Ejemplo n.º 1
0
def make_feature(fc):
    '''Builds a new `StringCounter` from the many `StringCounters` in the
    input `fc`.  This StringCounter will define one of the targets for
    the `MultinomialNB` classifier.

    This crucial function decides the relative importance of features
    extracted by the ETL pipeline.  This is essentially a form of
    domain fitting that allows us to tune the extraction to the fields
    that are important to a domain.  However, if the NER for a domain
    is inadequate, then the primary purpose of these relative
    weightings is to remove bogus NER extractions.

    '''
    feat = StringCounter()
    rejects = set()
    keepers = set()
    #keepers_keys = ['GPE', 'PERSON', 'ORGANIZATION', 'usernames']
    keepers_keys = ['phone', 'email'] #['usernames', 'phone', 'email', 'ORGANIZATION', 'PERSON']

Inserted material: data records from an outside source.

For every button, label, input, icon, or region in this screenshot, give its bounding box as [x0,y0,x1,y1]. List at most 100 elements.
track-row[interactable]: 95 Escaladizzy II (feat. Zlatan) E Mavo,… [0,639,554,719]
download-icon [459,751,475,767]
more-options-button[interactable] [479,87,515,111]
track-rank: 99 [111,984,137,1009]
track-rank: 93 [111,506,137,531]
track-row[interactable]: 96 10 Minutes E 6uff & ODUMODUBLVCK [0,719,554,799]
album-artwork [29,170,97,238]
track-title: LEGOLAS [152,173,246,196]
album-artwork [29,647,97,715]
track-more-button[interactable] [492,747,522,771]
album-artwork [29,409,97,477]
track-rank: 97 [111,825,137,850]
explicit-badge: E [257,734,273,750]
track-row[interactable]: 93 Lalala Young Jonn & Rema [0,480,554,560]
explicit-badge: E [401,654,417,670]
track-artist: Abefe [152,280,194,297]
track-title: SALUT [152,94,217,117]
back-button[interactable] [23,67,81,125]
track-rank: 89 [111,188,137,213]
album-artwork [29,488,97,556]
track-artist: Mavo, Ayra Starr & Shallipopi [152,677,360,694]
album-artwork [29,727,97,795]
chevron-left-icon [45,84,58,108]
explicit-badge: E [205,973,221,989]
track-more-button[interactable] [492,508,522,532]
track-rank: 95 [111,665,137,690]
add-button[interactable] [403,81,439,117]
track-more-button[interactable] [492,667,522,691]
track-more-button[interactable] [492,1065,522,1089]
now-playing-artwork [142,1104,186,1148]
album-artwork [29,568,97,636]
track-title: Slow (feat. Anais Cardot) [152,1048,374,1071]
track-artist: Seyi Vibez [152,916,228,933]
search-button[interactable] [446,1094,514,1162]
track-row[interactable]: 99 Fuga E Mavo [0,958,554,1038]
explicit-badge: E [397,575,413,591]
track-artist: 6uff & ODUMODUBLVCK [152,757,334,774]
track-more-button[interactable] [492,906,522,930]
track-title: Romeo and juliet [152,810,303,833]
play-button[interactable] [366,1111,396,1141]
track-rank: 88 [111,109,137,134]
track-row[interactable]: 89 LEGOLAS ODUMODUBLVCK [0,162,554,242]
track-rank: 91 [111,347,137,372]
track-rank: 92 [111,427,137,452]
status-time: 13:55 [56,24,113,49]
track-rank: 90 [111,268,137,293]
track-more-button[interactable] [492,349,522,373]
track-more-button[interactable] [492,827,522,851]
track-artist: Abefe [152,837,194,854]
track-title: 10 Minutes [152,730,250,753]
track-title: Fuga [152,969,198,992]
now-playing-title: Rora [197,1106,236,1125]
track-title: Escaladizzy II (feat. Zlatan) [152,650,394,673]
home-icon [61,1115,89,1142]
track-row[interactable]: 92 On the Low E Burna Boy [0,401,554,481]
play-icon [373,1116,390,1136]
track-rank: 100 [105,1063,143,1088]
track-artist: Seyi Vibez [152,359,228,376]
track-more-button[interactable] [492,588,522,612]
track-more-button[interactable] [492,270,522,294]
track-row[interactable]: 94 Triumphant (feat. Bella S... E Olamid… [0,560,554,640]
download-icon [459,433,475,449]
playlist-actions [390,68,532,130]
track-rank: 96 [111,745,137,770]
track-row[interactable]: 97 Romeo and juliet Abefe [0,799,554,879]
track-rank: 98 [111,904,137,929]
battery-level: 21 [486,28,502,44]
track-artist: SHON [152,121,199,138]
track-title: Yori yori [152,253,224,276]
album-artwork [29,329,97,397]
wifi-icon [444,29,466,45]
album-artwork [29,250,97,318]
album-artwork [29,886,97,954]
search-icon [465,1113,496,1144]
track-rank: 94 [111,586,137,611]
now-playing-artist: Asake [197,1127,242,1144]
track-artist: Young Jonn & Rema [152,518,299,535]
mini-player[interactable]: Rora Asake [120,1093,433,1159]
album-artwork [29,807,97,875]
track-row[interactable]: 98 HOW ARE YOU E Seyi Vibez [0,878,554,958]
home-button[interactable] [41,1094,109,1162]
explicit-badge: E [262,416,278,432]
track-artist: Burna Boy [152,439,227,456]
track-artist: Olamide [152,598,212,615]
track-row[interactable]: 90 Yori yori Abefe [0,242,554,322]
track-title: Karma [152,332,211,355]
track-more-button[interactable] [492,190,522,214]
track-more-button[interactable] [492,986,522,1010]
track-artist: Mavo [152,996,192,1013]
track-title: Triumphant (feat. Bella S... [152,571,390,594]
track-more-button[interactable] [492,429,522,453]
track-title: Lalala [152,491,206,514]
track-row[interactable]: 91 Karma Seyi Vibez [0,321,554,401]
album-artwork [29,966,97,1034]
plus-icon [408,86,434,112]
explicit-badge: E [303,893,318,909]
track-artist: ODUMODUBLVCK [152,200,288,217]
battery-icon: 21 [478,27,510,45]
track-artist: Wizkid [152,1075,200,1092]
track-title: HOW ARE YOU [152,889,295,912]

    rejects_keys = ['keywords', 'usernames', 'ORGANIZATION', 'PERSON']
    # The features used to pull the keys for the classifier
    for f, strength in [('keywords', 10**4), ('GPE', 1), ('bow', 1), ('bowNP_sip', 10**8),
                        ('phone', 10**12), ('email', 10**12),
                        ('bowNP', 10**3), ('PERSON', 10**8), ('ORGANIZATION', 10**6), ('usernames', 10**12)]:
        if strength == 1:
            feat += fc[f]
        else:
            feat += StringCounter({key: strength * count
                                   for key, count in fc[f].items()})
        if f in rejects_keys:
            map(rejects.add, fc[f])
        if f in keepers_keys:
            map(keepers.add, fc[f])
        if u'' in feat: feat.pop(u'')
    return feat, rejects, keepers